CBC promises its first Olympic broadcast since 2008 will offer 24/7 access to the Games, allowing Canadians to watch any competition how and when they want to see it – a digital upgrade from its last Olympic offering.
The public broadcaster unveiled its plans for the 2014 Winter Olympics in Sochi on Wednesday. CBC also holds broadcast rights for the 2016 Summer Olympics in Rio de Janeiro.
“We were almost inconsolable when we didn’t have the Olympic Games on CBC television, and particularly the home games in Vancouver,” CBC Sports Weekend host Scott Russell said in an interview Wednesday.
“To have them come back now for Sochi and for Rio de Janeiro in 2016, we believe this is where the Olympics should be.”
With Brian Williams long gone from the public broadcaster’s coverage, Russell, Ron MacLean, Diana Swain and Heather Hiscox will be the faces of the 2014 Olympics on CBC.
Their exact roles are still being ironed out, in part because the NHL hasn’t reached a deal with the International Ice Hockey Federation to send its players to Sochi. Russell, covering his 11th Olympic Games, will likely host a daytime show and MacLean will take over in the evening. Swain will also host Olympic coverage, while Hiscox will anchor CBC News Network live from Sochi.
“We all feel and are 100 per cent confident the NHL is going (to Sochi). Of course, if that didn’t happen, that would change the dynamic a little bit for us,” MacLean said.
He says the biggest challenge will be tailoring the programming around the time change. Sochi is eight hours ahead of Toronto time.
“If Sidney Crosby is gunning for gold at midnight or 1 a.m. in Sochi, that’s going to present a challenge for us because the prime time show will start three hours later. It’s going to be a wild ride.”

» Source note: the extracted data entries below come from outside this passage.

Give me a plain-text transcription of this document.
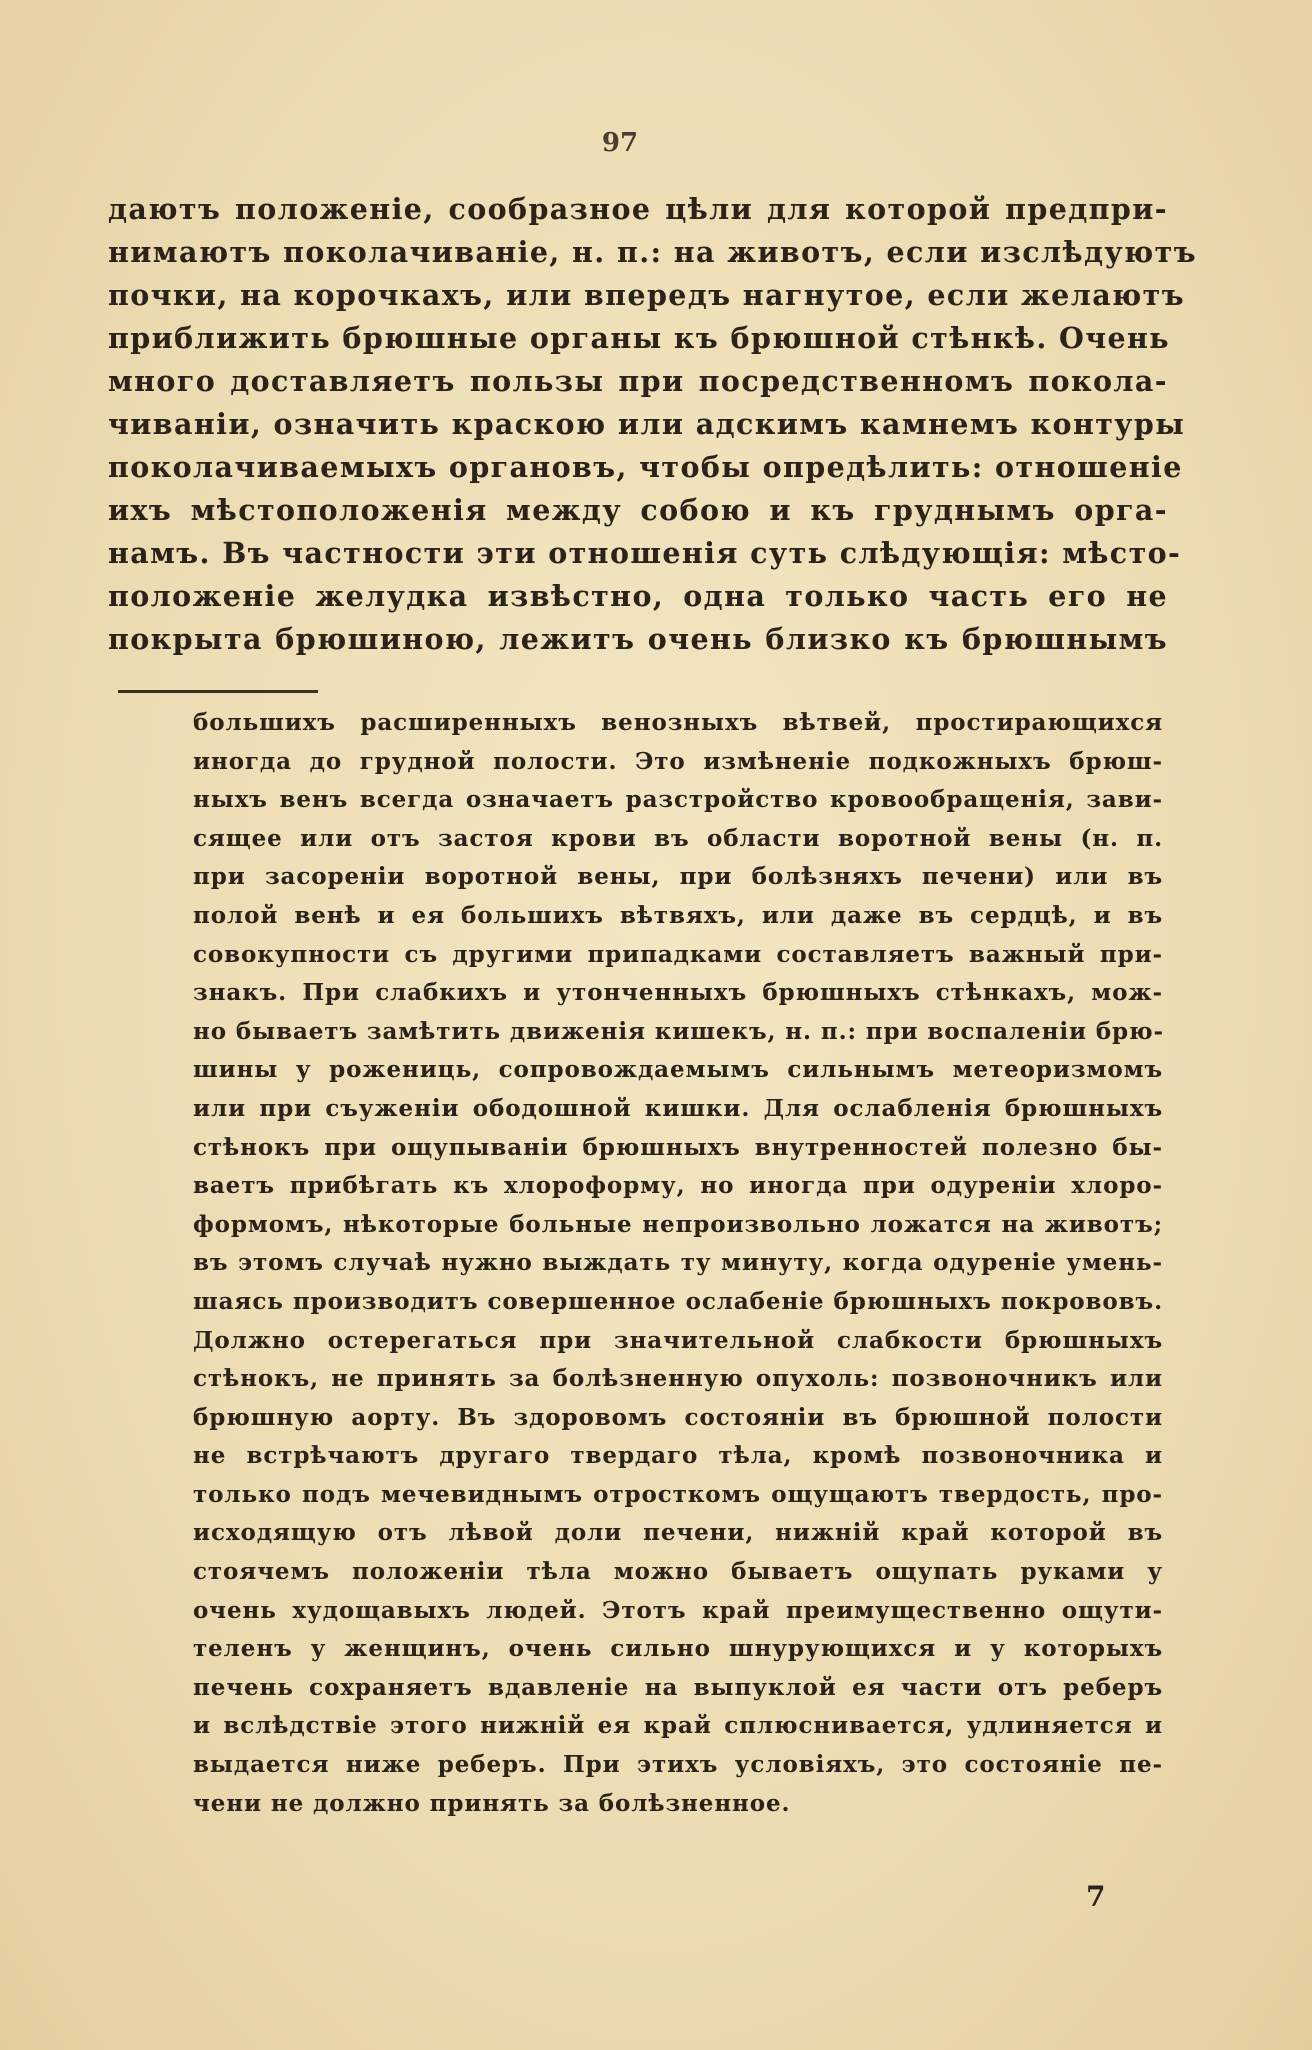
97
даютъ положенiе, сообразное цѣли для которой предпри-
нимаютъ поколачиванiе, н. п.: на животъ, если изслѣдуютъ
почки, на корочкахъ, или впередъ нагнутое, если желаютъ
приближить брюшные органы къ брюшной стѣнкѣ. Очень
много доставляетъ пользы при посредственномъ покола-
чиванiи, означить краскою или адскимъ камнемъ контуры
поколачиваемыхъ органовъ, чтобы опредѣлить: отношенiе
ихъ мѣстоположенiя между собою и къ груднымъ орга-
намъ. Въ частности эти отношенiя суть слѣдующiя: мѣсто-
положенiе желудка извѣстно, одна только часть его не
покрыта брюшиною, лежитъ очень близко къ брюшнымъ
большихъ расширенныхъ венозныхъ вѣтвей, простирающихся
иногда до грудной полости. Это измѣненiе подкожныхъ брюш-
ныхъ венъ всегда означаетъ разстройство кровообращенiя, зави-
сящее или отъ застоя крови въ области воротной вены (н. п.
при засоренiи воротной вены, при болѣзняхъ печени) или въ
полой венѣ и ея большихъ вѣтвяхъ, или даже въ сердцѣ, и въ
совокупности съ другими припадками составляетъ важный при-
знакъ. При слабкихъ и утонченныхъ брюшныхъ стѣнкахъ, мож-
но бываетъ замѣтить движенiя кишекъ, н. п.: при воспаленiи брю-
шины у рожениць, сопровождаемымъ сильнымъ метеоризмомъ
или при съуженiи ободошной кишки. Для ослабленiя брюшныхъ
стѣнокъ при ощупыванiи брюшныхъ внутренностей полезно бы-
ваетъ прибѣгать къ хлороформу, но иногда при одуренiи хлоро-
формомъ, нѣкоторые больные непроизвольно ложатся на животъ;
въ этомъ случаѣ нужно выждать ту минуту, когда одуренiе умень-
шаясь производитъ совершенное ослабенiе брюшныхъ покрововъ.
Должно остерегаться при значительной слабкости брюшныхъ
стѣнокъ, не принять за болѣзненную опухоль: позвоночникъ или
брюшную аорту. Въ здоровомъ состоянiи въ брюшной полости
не встрѣчаютъ другаго твердаго тѣла, кромѣ позвоночника и
только подъ мечевиднымъ отросткомъ ощущаютъ твердость, про-
исходящую отъ лѣвой доли печени, нижнiй край которой въ
стоячемъ положенiи тѣла можно бываетъ ощупать руками у
очень худощавыхъ людей. Этотъ край преимущественно ощути-
теленъ у женщинъ, очень сильно шнурующихся и у которыхъ
печень сохраняетъ вдавленiе на выпуклой ея части отъ реберъ
и вслѣдствiе этого нижнiй ея край сплюснивается, удлиняется и
выдается ниже реберъ. При этихъ условiяхъ, это состоянiе пе-
чени не должно принять за болѣзненное.
7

The last time CBC held Olympic broadcast rights, Twitter was in its infancy and hadn’t yet changed the way people watch and talk about sports. iPads didn’t exist.
Now, CBC is catching up with theminute-by-minute coverage the Olympic media consortium offered in the public broadcaster’s absence.
CBC says it will carry every competition live and on-demand, while also offering its second screen platform to Olympic viewers.
Available now for Hockey Night In Canada broadcasts, it integrates the experience of watching a sporting event with the social atmosphere of being on Twitter or Facebook. Viewers can take polls, make predictions, watch highlights and see stats, scores and social media feeds all in one place, on a computer, smartphone, or tablet screen.
“There will be 24/7 (coverage) on every platform,” Russell said.
“Every Canadian will have a chance to connect with the Olympics and the Olympians in every way possible.”
The media consortium that carried the 2012 London Olympics offered more than 5,550 hours of event coverage, and says Canadians watched about 3.4 million hours of video content on digital platforms alone. The consortium spread out its television coverage over nine channels, including CTV and TSN.
CBC hasn’t offered details yet about how it will distribute its coverage.